The May 22 edition of The Star carried a long article regarding the overcrowded Ventura County jails. On April 11, The Star ran an article on the same issue, in which Sheriff Bob Brooks expressed his concerns about the overcrowded jail situation and the legal ramifications that could result from the situation.
In the April article, Brooks indicated an overcrowding of almost 200 inmates; in the May article, Sheriff’s Cmdr. Brent Morris indicated an average of 1,750 inmates are housed in the two county facilities, with the two having a combined capacity of 1,492 — a difference of 258. So both men were close in their estimates.
Both articles indicated the possibility of early release dates for inmates, more referrals to work furlough, and/or more paroling of those inmates considered low-risk.
This didn’t happen overnight. The powers that be had to see this coming. So please, help me understand why the Honor Farm was turned over to a nonprofit organization to dump funds into it and that right now seems to be doing more property management than providing services.
Surely the county could have spent far less money on renovating the Honor Farm to reduce the overcrowding than the $89.5 million proposed to add 656 beds at the Todd Road facility or the $2 billion that Brooks indicated was needed to build enough cells. And then we have to add operating costs on top of that!

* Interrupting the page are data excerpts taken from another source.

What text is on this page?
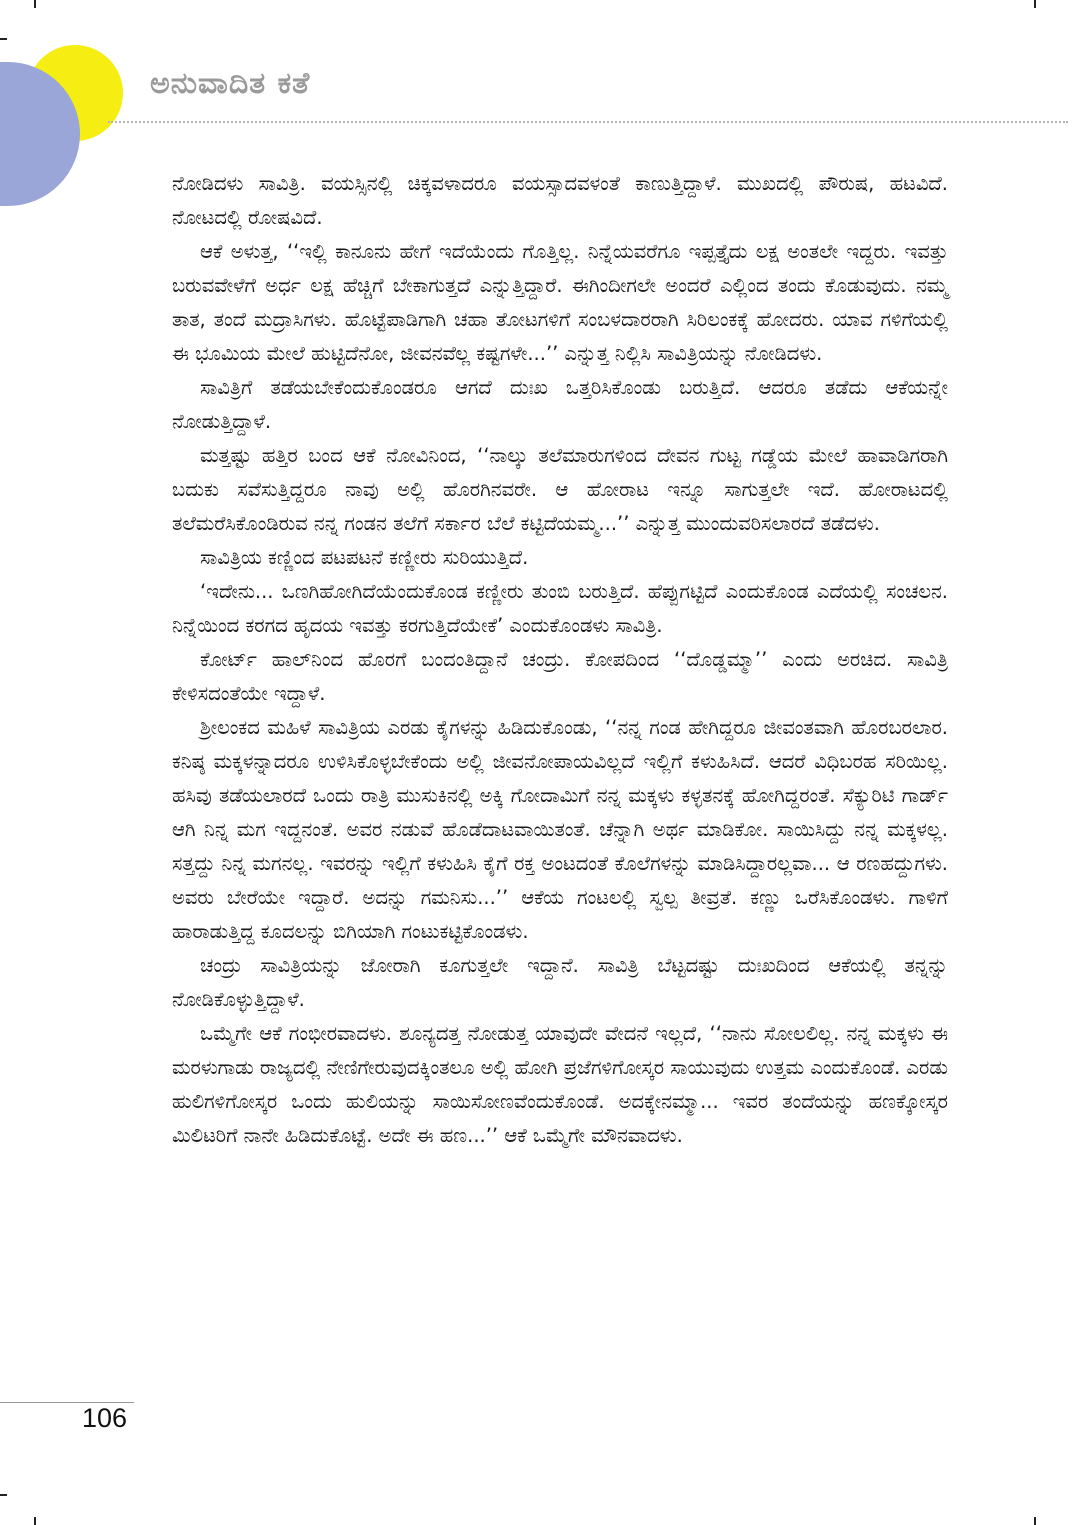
ಅನುವಾದಿತ ಕತೆ

ನೋಡಿದಳು ಸಾವಿತ್ರಿ. ವಯಸ್ಸಿನಲ್ಲಿ ಚಿಕ್ಕವಳಾದರೂ ವಯಸ್ಸಾದವಳಂತೆ ಕಾಣುತ್ತಿದ್ದಾಳೆ. ಮುಖದಲ್ಲಿ ಪೌರುಷ, ಹಟವಿದೆ. ನೋಟದಲ್ಲಿ ರೋಷವಿದೆ.

ಆಕೆ ಅಳುತ್ತ, ‘‘ಇಲ್ಲಿ ಕಾನೂನು ಹೇಗೆ ಇದೆಯೆಂದು ಗೊತ್ತಿಲ್ಲ. ನಿನ್ನೆಯವರೆಗೂ ಇಪ್ಪತ್ತೈದು ಲಕ್ಷ ಅಂತಲೇ ಇದ್ದರು. ಇವತ್ತು ಬರುವವೇಳೆಗೆ ಅರ್ಧ ಲಕ್ಷ ಹೆಚ್ಚಿಗೆ ಬೇಕಾಗುತ್ತದೆ ಎನ್ನುತ್ತಿದ್ದಾರೆ. ಈಗಿಂದೀಗಲೇ ಅಂದರೆ ಎಲ್ಲಿಂದ ತಂದು ಕೊಡುವುದು. ನಮ್ಮ ತಾತ, ತಂದೆ ಮದ್ರಾಸಿಗಳು. ಹೊಟ್ಟೆಪಾಡಿಗಾಗಿ ಚಹಾ ತೋಟಗಳಿಗೆ ಸಂಬಳದಾರರಾಗಿ ಸಿರಿಲಂಕಕ್ಕೆ ಹೋದರು. ಯಾವ ಗಳಿಗೆಯಲ್ಲಿ ಈ ಭೂಮಿಯ ಮೇಲೆ ಹುಟ್ಟಿದೆನೋ, ಜೀವನವೆಲ್ಲ ಕಷ್ಟಗಳೇ...’’ ಎನ್ನುತ್ತ ನಿಲ್ಲಿಸಿ ಸಾವಿತ್ರಿಯನ್ನು ನೋಡಿದಳು.

ಸಾವಿತ್ರಿಗೆ ತಡೆಯಬೇಕೆಂದುಕೊಂಡರೂ ಆಗದೆ ದುಃಖ ಒತ್ತರಿಸಿಕೊಂಡು ಬರುತ್ತಿದೆ. ಆದರೂ ತಡೆದು ಆಕೆಯನ್ನೇ ನೋಡುತ್ತಿದ್ದಾಳೆ.

ಮತ್ತಷ್ಟು ಹತ್ತಿರ ಬಂದ ಆಕೆ ನೋವಿನಿಂದ, ‘‘ನಾಲ್ಕು ತಲೆಮಾರುಗಳಿಂದ ದೇವನ ಗುಟ್ಟ ಗಡ್ಡೆಯ ಮೇಲೆ ಹಾವಾಡಿಗರಾಗಿ ಬದುಕು ಸವೆಸುತ್ತಿದ್ದರೂ ನಾವು ಅಲ್ಲಿ ಹೊರಗಿನವರೇ. ಆ ಹೋರಾಟ ಇನ್ನೂ ಸಾಗುತ್ತಲೇ ಇದೆ. ಹೋರಾಟದಲ್ಲಿ ತಲೆಮರೆಸಿಕೊಂಡಿರುವ ನನ್ನ ಗಂಡನ ತಲೆಗೆ ಸರ್ಕಾರ ಬೆಲೆ ಕಟ್ಟಿದೆಯಮ್ಮ...’’ ಎನ್ನುತ್ತ ಮುಂದುವರಿಸಲಾರದೆ ತಡೆದಳು.

ಸಾವಿತ್ರಿಯ ಕಣ್ಣಿಂದ ಪಟಪಟನೆ ಕಣ್ಣೀರು ಸುರಿಯುತ್ತಿದೆ.

‘ಇದೇನು... ಒಣಗಿಹೋಗಿದೆಯೆಂದುಕೊಂಡ ಕಣ್ಣೀರು ತುಂಬಿ ಬರುತ್ತಿದೆ. ಹೆಪ್ಪುಗಟ್ಟಿದೆ ಎಂದುಕೊಂಡ ಎದೆಯಲ್ಲಿ ಸಂಚಲನ. ನಿನ್ನೆಯಿಂದ ಕರಗದ ಹೃದಯ ಇವತ್ತು ಕರಗುತ್ತಿದೆಯೇಕೆ’ ಎಂದುಕೊಂಡಳು ಸಾವಿತ್ರಿ.

ಕೋರ್ಟ್ ಹಾಲ್‌ನಿಂದ ಹೊರಗೆ ಬಂದಂತಿದ್ದಾನೆ ಚಂದ್ರು. ಕೋಪದಿಂದ ‘‘ದೊಡ್ಡಮ್ಮಾ’’ ಎಂದು ಅರಚಿದ. ಸಾವಿತ್ರಿ ಕೇಳಿಸದಂತೆಯೇ ಇದ್ದಾಳೆ.

ಶ್ರೀಲಂಕದ ಮಹಿಳೆ ಸಾವಿತ್ರಿಯ ಎರಡು ಕೈಗಳನ್ನು ಹಿಡಿದುಕೊಂಡು, ‘‘ನನ್ನ ಗಂಡ ಹೇಗಿದ್ದರೂ ಜೀವಂತವಾಗಿ ಹೊರಬರಲಾರ. ಕನಿಷ್ಠ ಮಕ್ಕಳನ್ನಾದರೂ ಉಳಿಸಿಕೊಳ್ಳಬೇಕೆಂದು ಅಲ್ಲಿ ಜೀವನೋಪಾಯವಿಲ್ಲದೆ ಇಲ್ಲಿಗೆ ಕಳುಹಿಸಿದೆ. ಆದರೆ ವಿಧಿಬರಹ ಸರಿಯಿಲ್ಲ. ಹಸಿವು ತಡೆಯಲಾರದೆ ಒಂದು ರಾತ್ರಿ ಮುಸುಕಿನಲ್ಲಿ ಅಕ್ಕಿ ಗೋದಾಮಿಗೆ ನನ್ನ ಮಕ್ಕಳು ಕಳ್ಳತನಕ್ಕೆ ಹೋಗಿದ್ದರಂತೆ. ಸೆಕ್ಯುರಿಟಿ ಗಾರ್ಡ್ ಆಗಿ ನಿನ್ನ ಮಗ ಇದ್ದನಂತೆ. ಅವರ ನಡುವೆ ಹೊಡೆದಾಟವಾಯಿತಂತೆ. ಚೆನ್ನಾಗಿ ಅರ್ಥ ಮಾಡಿಕೋ. ಸಾಯಿಸಿದ್ದು ನನ್ನ ಮಕ್ಕಳಲ್ಲ. ಸತ್ತದ್ದು ನಿನ್ನ ಮಗನಲ್ಲ. ಇವರನ್ನು ಇಲ್ಲಿಗೆ ಕಳುಹಿಸಿ ಕೈಗೆ ರಕ್ತ ಅಂಟದಂತೆ ಕೊಲೆಗಳನ್ನು ಮಾಡಿಸಿದ್ದಾರಲ್ಲವಾ... ಆ ರಣಹದ್ದುಗಳು. ಅವರು ಬೇರೆಯೇ ಇದ್ದಾರೆ. ಅದನ್ನು ಗಮನಿಸು...’’ ಆಕೆಯ ಗಂಟಲಲ್ಲಿ ಸ್ವಲ್ಪ ತೀವ್ರತೆ. ಕಣ್ಣು ಒರೆಸಿಕೊಂಡಳು. ಗಾಳಿಗೆ ಹಾರಾಡುತ್ತಿದ್ದ ಕೂದಲನ್ನು ಬಿಗಿಯಾಗಿ ಗಂಟುಕಟ್ಟಿಕೊಂಡಳು.

ಚಂದ್ರು ಸಾವಿತ್ರಿಯನ್ನು ಜೋರಾಗಿ ಕೂಗುತ್ತಲೇ ಇದ್ದಾನೆ. ಸಾವಿತ್ರಿ ಬೆಟ್ಟದಷ್ಟು ದುಃಖದಿಂದ ಆಕೆಯಲ್ಲಿ ತನ್ನನ್ನು ನೋಡಿಕೊಳ್ಳುತ್ತಿದ್ದಾಳೆ.

ಒಮ್ಮೆಗೇ ಆಕೆ ಗಂಭೀರವಾದಳು. ಶೂನ್ಯದತ್ತ ನೋಡುತ್ತ ಯಾವುದೇ ವೇದನೆ ಇಲ್ಲದೆ, ‘‘ನಾನು ಸೋಲಲಿಲ್ಲ. ನನ್ನ ಮಕ್ಕಳು ಈ ಮರಳುಗಾಡು ರಾಜ್ಯದಲ್ಲಿ ನೇಣಿಗೇರುವುದಕ್ಕಿಂತಲೂ ಅಲ್ಲಿ ಹೋಗಿ ಪ್ರಜೆಗಳಿಗೋಸ್ಕರ ಸಾಯುವುದು ಉತ್ತಮ ಎಂದುಕೊಂಡೆ. ಎರಡು ಹುಲಿಗಳಿಗೋಸ್ಕರ ಒಂದು ಹುಲಿಯನ್ನು ಸಾಯಿಸೋಣವೆಂದುಕೊಂಡೆ. ಅದಕ್ಕೇನಮ್ಮಾ... ಇವರ ತಂದೆಯನ್ನು ಹಣಕ್ಕೋಸ್ಕರ ಮಿಲಿಟರಿಗೆ ನಾನೇ ಹಿಡಿದುಕೊಟ್ಟೆ. ಅದೇ ಈ ಹಣ...’’ ಆಕೆ ಒಮ್ಮೆಗೇ ಮೌನವಾದಳು.

106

According to the May 22 article, the powers that be are reluctant to take state money cause of the strings attached — accepting state inmates. So where is all of this money going to come from? Do you want to take a guess?
It would be more cost effective to compensate HELP of Ojai for money spent to date and take back the Honor Farm. That would solve the immediate need of providing space for between 200 and 300, and HELP of Ojai could get back to the business of providing services.